= CIRCAMP =

European Police Chiefs Task Force initiative against child pornography

The Cospol Internet Related Child Abusive Material Project (CIRCAMP) is a Comprehensive Operational Strategic Planning for the Police (COSPOL) project aimed at combating borderless and multinational crime in Europe. COSPOL is initiated by the European Police Chiefs Task Force (EPCTF), a council of the national heads of police in Europe.

CIRCAMP is aimed at the commercial and organized distribution of child pornography.

== Participants ==
CIRCAMP has 14 national police forces as members, in addition to analytical and operational support from Europol and Interpol. CIRCAMP was co-funded by the European Commission Safer Internet Programme.

The participating countries are Norway (Driver/Project manager), UK (Co-driver), Ireland, France, Sweden, Italy, Finland, Belgium, Spain, Malta, Denmark, The Netherlands, Poland, and Germany.

== Aims ==
One of the major ongoing tasks within CIRCAMP is the implementation and further spread of CSAADF, The Child Sexual Abuse Anti Distribution Filter. This is an access blocking methodology targeting only web domains that contain child sexual abusive files.

The primary aims of domain-based filtering and displaying a STOP page on the computer or mobile device of an Internet user accessing a web site with child abuse content are:
- To prevent the re-victimization of those children who are or have been the victim of abuse.
- To prevent accidental access to this illegal and harmful content by the public.
- To prevent deliberate access to child abuse material on the Internet.
- To reduce the customer base of these illegal websites with the assistance of participating Internet Service Providers ISP.

== Arguments against stated aims ==
It is questionable whether the prevention of re-victimization is a valid aim, as blocking leaves the website online and available for view from people who circumvent the block and who are outside the jurisdiction.
There is no empirical evidence to suggest that accidental access is reduced to a significant degree by web blocking.
Web blocking is very easy to circumvent, so deliberate access is not prevented by web blocking.
There is no conclusive evidence to show to what degree this goal is achieved. Evidence from a project run by the UK police suggests that commercial websites are in significant decline. Still, websites provided by persons with a sexual interest in children or for other reasons have shown little or no decline. Therefore, the number of new websites entered onto the Internet has been reduced, but the problem persists.
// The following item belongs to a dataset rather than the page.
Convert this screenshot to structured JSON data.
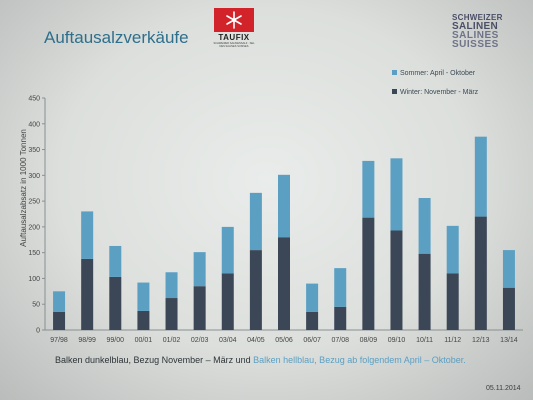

== Evaluating sites for CSAADF ==
The police in the member countries, which already have an access blocking system in place, are able to evaluate the content of websites against the national legislation. These websites are found in investigations, exchanged with other law enforcement agencies, or received as tips from hotlines. If the content is found to be illegal to download, possess, or distribute in said country, their domain or URS is added to the list of blocked addresses. The ISPs will then, either by agreement with the police or their obligation by the law, redirect the traffic to another server and display a STOP page. This STOP page will explain the reason for the redirection of traffic, give links to legislation and ways to contact the police where they can contest the blocking.

The access blocking of child sexual abuse websites is purely preventive and no investigations against persons are started as a result of redirected Internet traffic, nor is any identifiable information about the Internet user stored.

== Cooperation ==
Although CIRCAMP is a European/Europol police project, they are also cooperating with countries outside of the EU, such as Norway, Switzerland, and New Zealand. The international nature of the Internet demands that policing has an international approach while remaining in accordance with national legislation. CIRCAMP is supporting and cooperating with INTERPOL in its effort to provide ISP and other providers of services on the Internet with a "Worst of" list of domains containing child sexual abuse material. The work of CIRCAMP countries is essential in the quality control of the INTERPOL list, as specialist national police units on child sexual abuse participate.

CIRCAMP is also cooperating in the cross-border commercial exploitation of children in more traditional investigations, and are planning to initiate international investigations against commercial procurers of such material with the aim of blocking the payment possibilities and investigating the persons within these organizations.